Looked at this way, the lion is still, in a sense, a prisoner — a prisoner of its own mind. To escape this mental prison, it needs to let go of its past and start living afresh by creating a new way of life. For this to happen, however, it has to go through the next and last stage of spiritual transformation — that of becoming a child.
Transformation #3: The Child
Spiritual masters from both the West and East point out again and again the importance of reconnecting with our “inner child.” Why? Because, as a symbol, the child represents all the good qualities that reside within each person, such as innocence, playfulness and creativity.
As we’ve seen, the lion has tremendous power to destroy, but it’s unable to create. It is stuck to its past — hence, it can’t move forward and make a new beginning. However, once it transforms into a child, it can at last create its life anew by making up its own values, meaning and purpose.
The child has achieved spiritual liberation from the unconscious forces that were keeping it tied to a fixed pattern of thought and behavior. Unlike the lion, the child isn’t emotionally reacting based on what happened in the past — instead, it mindfully responds to life according to what’s happening in the moment. Thus, the child can shift its focus from destroying the old structures to creating new, better ones that will actually allow humanity to enter a brighter future.
To the child, life is neither a drudgery nor a struggle; it is a pure celebration, and the child immerses itself totally in it. It finds life so precious that it doesn’t want to waste a single moment. Whatever the child does, it does it with its whole heart. Not because of external reward or validation, but simply because it finds great joy in doing so. And its joy is contagious — anyone who comes close to the child can experience it. Therefore, just by its innocent and playful presence, the child spreads peace and happiness to the world.

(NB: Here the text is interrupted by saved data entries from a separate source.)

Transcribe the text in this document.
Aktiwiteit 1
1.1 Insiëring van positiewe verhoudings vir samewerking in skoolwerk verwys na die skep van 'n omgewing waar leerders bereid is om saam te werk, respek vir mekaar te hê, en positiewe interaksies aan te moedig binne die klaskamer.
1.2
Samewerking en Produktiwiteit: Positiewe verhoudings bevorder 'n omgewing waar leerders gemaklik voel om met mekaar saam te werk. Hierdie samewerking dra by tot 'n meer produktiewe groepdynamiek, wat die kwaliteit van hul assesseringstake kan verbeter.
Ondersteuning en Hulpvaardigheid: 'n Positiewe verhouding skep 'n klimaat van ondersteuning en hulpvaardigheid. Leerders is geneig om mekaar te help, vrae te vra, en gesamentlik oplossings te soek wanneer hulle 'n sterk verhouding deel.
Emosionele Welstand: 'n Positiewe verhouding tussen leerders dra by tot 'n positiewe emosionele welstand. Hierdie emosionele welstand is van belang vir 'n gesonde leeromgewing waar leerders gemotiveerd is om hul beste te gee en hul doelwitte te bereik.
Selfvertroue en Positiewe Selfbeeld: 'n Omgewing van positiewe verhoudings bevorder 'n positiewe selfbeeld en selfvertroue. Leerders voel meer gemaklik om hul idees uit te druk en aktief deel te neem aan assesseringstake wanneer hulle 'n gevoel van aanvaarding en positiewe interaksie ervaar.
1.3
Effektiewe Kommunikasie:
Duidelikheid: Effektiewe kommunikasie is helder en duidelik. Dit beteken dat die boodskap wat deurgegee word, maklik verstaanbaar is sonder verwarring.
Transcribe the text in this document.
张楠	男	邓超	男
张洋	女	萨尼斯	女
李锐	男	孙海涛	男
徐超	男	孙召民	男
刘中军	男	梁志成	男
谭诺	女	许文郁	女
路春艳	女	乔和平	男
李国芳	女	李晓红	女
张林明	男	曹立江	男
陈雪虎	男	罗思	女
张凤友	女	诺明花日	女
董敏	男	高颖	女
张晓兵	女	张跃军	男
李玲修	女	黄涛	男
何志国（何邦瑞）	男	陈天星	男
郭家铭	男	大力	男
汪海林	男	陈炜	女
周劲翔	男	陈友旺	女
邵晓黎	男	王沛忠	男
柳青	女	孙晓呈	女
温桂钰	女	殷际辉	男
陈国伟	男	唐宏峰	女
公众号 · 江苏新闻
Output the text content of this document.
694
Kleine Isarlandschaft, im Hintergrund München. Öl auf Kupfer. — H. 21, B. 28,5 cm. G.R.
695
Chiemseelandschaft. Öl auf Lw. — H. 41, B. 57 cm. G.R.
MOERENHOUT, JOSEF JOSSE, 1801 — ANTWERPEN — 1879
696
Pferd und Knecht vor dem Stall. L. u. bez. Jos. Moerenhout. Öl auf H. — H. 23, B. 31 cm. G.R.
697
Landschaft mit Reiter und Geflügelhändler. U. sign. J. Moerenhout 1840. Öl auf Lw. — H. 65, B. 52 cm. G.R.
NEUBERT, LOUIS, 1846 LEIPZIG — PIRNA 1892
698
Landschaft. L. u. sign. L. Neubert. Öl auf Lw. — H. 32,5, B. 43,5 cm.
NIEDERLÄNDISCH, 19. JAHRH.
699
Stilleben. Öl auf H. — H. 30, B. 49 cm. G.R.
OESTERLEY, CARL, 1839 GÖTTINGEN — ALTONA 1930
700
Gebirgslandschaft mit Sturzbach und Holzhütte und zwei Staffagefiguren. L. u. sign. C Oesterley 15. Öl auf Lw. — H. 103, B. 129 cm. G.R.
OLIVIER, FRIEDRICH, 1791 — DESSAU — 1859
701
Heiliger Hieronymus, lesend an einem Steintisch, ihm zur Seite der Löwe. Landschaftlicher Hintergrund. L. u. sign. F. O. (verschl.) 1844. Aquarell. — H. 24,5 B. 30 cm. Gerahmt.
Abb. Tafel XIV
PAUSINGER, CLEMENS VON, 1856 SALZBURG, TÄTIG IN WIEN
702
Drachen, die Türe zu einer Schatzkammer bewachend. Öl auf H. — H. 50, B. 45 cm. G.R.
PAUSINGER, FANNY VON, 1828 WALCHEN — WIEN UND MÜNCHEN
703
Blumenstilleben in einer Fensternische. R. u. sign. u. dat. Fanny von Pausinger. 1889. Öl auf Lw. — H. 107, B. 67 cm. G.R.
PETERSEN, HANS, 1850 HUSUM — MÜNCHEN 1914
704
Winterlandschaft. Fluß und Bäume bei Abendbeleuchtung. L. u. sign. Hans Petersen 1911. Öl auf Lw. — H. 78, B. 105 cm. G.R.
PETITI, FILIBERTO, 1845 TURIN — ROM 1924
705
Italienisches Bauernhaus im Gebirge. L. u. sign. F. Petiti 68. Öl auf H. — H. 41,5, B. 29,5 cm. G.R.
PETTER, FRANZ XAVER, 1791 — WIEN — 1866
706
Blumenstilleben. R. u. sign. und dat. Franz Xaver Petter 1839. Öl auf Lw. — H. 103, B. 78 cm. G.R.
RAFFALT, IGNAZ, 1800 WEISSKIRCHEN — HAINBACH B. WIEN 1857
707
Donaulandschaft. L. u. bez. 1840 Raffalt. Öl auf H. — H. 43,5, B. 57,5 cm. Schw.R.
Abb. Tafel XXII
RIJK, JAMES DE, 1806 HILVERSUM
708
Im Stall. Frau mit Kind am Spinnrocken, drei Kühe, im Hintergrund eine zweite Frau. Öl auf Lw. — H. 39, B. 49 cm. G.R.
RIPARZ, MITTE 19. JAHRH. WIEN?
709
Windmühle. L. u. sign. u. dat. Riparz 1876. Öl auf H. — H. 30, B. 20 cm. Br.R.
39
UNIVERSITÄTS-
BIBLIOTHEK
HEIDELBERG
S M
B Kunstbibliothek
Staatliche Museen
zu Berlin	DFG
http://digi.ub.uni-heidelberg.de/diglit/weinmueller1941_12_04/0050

By letting go of the emotional and mental constraints of our past, we can come in touch with our inner child, and thus reconnect with our creative nature. Then, we’ll be able to build a new path of life that will serve our freedom and well-being. In addition, we’ll be able to look at the world with fresh eyes and see all the beauty that it has to offer. As a result, we’ll want to stop fighting against it, and instead we’ll start using our energy to set up systems that will enable us to live in harmony with it.
When we develop a child-like mind, our spiritual journey will be completed. We started the journey as children, and we can reach to the end of it only as “children” again. But first we need to come back to the source of our being and rediscover who we truly are. Or, to put it differently, we need to go through a new birth — a spiritual birth. Once we do so, we won’t be bothered by our past hurts anymore. On the contrary, we’ll feel cheerful and content, wearing a big smile on our face that will radiate joy all around us.